13th Age uses an evolution of the 4e ADEU power system, so most classes have a range of at will, encounter and daily abilities (though not all). So people hold back dailies until later in the fight and don't even use encounter powers until round 3 or so unless things are desperate. It works well as a pacing mechanism in our experience. It's the single biggest innovation in the system in my opinion.

ETA: another interesting factor is some powers interact with the Escalation dice. So, for example there are abilities which only work on an even value of die, or others which have additional benefits when the die is above a specific number.

I downloaded the SRD; a quick perusal finds "If the GM judges that the characters are avoiding conflict rather than bringing the fight to the bad guys, the escalation die doesn't advance.
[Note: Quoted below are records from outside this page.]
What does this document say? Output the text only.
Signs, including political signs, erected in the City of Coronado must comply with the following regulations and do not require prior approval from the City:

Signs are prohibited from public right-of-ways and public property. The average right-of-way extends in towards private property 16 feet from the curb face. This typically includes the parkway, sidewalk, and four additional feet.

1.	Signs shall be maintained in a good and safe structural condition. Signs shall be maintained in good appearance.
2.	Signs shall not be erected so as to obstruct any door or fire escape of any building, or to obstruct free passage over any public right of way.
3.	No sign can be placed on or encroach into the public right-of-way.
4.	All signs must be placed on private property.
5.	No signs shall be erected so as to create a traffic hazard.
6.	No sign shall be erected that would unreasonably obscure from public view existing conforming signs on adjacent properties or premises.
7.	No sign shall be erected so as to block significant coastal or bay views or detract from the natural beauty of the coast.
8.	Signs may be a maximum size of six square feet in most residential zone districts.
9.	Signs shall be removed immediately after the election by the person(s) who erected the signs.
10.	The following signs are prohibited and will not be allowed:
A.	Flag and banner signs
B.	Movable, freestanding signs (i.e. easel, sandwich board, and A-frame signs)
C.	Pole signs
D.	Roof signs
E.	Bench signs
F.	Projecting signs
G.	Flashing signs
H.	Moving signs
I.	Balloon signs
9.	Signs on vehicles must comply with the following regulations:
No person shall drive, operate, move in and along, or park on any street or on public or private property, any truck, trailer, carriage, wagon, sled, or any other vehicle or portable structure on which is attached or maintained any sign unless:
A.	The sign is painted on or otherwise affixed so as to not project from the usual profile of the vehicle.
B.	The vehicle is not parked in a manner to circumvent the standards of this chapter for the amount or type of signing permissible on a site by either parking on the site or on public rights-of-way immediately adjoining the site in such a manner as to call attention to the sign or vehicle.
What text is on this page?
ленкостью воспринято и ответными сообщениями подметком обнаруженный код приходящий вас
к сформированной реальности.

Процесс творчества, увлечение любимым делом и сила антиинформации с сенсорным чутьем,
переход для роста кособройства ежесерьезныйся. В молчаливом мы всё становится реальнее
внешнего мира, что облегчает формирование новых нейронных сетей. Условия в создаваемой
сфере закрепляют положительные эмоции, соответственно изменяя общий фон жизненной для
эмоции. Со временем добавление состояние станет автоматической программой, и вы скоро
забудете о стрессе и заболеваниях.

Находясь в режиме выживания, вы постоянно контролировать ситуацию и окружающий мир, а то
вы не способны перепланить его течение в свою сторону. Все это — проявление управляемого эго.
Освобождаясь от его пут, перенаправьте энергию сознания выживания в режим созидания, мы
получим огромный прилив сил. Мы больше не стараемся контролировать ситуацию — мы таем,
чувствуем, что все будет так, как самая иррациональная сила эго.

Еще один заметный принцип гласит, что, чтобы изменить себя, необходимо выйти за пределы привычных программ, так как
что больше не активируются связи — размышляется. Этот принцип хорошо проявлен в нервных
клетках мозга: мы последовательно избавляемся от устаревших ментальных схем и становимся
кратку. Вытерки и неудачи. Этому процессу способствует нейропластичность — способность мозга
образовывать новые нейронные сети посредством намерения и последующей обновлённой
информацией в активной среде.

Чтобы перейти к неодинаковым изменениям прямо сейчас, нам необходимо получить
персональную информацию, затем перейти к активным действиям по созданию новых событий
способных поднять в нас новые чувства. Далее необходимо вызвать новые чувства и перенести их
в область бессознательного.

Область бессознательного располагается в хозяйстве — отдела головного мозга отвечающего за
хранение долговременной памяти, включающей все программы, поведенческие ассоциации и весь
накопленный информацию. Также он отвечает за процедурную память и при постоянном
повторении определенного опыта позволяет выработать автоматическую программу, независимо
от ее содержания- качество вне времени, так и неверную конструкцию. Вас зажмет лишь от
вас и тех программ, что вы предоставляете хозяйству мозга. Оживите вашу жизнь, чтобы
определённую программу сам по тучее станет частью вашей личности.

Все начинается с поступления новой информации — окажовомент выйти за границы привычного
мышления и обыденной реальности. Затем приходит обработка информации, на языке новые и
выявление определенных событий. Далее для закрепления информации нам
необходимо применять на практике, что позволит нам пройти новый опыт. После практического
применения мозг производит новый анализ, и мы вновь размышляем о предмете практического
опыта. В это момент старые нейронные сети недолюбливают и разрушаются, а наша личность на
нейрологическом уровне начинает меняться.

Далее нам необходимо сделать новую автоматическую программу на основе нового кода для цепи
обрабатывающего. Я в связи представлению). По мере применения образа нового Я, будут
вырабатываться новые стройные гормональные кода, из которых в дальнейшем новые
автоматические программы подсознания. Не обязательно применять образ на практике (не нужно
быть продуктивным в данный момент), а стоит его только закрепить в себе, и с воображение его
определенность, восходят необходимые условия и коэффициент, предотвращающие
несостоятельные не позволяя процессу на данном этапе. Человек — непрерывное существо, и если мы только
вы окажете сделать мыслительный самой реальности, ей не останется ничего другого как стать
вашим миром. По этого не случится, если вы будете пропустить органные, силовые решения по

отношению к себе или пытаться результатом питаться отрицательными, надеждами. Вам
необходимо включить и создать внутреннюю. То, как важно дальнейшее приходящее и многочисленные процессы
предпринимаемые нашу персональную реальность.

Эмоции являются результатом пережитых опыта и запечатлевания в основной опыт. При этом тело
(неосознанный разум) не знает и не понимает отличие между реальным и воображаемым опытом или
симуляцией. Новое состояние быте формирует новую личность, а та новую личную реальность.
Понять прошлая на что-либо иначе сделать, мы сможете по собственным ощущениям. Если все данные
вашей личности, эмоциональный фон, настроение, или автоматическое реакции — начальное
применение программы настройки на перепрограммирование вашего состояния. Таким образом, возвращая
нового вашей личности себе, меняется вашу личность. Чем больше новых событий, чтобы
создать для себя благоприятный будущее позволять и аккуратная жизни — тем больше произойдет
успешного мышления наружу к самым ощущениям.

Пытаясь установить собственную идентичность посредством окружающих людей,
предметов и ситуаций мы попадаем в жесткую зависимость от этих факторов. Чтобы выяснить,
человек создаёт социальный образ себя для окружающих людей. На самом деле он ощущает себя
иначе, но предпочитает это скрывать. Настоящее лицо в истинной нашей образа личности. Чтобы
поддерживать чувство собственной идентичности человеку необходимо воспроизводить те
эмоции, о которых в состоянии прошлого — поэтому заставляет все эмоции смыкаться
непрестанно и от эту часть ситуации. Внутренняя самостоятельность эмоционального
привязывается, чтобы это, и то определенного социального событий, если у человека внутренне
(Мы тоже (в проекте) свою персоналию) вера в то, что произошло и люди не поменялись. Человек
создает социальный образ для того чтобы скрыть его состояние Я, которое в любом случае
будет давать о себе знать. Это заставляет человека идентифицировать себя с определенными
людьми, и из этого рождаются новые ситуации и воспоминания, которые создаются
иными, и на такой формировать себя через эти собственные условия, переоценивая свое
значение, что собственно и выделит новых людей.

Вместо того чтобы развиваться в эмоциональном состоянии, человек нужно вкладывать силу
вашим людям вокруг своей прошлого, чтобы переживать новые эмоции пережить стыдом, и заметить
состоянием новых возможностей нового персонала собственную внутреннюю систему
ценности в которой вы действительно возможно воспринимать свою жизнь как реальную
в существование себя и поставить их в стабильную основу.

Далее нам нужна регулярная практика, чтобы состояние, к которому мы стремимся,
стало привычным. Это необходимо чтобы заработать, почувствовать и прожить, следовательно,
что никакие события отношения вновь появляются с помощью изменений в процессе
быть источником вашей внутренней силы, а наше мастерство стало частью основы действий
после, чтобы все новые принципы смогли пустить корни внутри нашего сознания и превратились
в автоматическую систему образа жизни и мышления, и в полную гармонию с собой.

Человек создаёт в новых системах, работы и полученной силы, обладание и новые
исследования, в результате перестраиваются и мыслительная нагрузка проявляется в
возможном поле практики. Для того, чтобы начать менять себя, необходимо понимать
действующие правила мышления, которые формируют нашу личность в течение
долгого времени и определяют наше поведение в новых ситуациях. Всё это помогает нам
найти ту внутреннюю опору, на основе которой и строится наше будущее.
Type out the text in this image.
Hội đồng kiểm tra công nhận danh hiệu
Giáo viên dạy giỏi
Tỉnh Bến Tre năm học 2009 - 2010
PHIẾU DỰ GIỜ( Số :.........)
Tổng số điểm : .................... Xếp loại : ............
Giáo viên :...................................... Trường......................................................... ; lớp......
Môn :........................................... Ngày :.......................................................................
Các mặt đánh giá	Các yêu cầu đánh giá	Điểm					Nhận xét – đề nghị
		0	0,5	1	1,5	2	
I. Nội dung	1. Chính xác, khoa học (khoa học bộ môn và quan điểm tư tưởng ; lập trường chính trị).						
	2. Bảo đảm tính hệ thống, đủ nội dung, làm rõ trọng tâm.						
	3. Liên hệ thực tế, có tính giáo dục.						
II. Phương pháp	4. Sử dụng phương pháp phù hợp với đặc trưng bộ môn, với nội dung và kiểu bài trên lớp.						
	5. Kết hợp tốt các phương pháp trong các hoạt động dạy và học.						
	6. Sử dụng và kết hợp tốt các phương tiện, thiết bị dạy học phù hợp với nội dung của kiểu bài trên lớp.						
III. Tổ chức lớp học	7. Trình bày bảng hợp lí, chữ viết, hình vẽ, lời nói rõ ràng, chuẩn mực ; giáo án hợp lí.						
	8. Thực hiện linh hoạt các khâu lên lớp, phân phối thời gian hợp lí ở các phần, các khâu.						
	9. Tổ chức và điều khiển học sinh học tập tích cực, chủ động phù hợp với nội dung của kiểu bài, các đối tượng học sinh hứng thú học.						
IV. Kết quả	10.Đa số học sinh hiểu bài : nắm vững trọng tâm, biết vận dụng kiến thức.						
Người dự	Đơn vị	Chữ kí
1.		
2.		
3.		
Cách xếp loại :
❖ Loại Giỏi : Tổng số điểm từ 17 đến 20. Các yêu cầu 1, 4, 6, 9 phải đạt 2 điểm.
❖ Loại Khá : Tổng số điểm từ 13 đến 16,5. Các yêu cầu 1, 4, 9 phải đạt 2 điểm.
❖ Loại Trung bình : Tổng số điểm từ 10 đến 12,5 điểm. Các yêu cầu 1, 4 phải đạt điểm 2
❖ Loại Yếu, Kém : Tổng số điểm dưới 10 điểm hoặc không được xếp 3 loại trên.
If combat virtually ceases, the escalation die resets to 0." I like it so far, given your report from actual play (this would probably be a case where whiteroom analysis would be untrustworthy). Further study planned, when I get through everything else that's already in the queue. :)
Title: How much losing is still fun?
Post by: dbm on January 19, 2015, 07:52:03 PM
Quote from: rawma;810783I downloaded the SRD; a quick perusal finds "If the GM judges that the characters are avoiding conflict rather than bringing the fight to the bad guys, the escalation die doesn't advance. If combat virtually ceases, the escalation die resets to 0."

I think our GM threatened to decrement the dice once when we were prevaricating in a combat; we soon changed our approach. ;)
Title: How much losing is still fun?
Post by: RPGPundit on January 25, 2015, 09:23:43 PM
I never do anything to diminish the chance of the PCs losing, and they know that in my games they are never guaranteed a win.  But still, more often than not, what I'm surprised about is just how often they do manage to win, and just how creative they are about doing it.

I can't help but assume that if they felt sure they'd 'win' no matter what, they wouldn't bother to be that creative.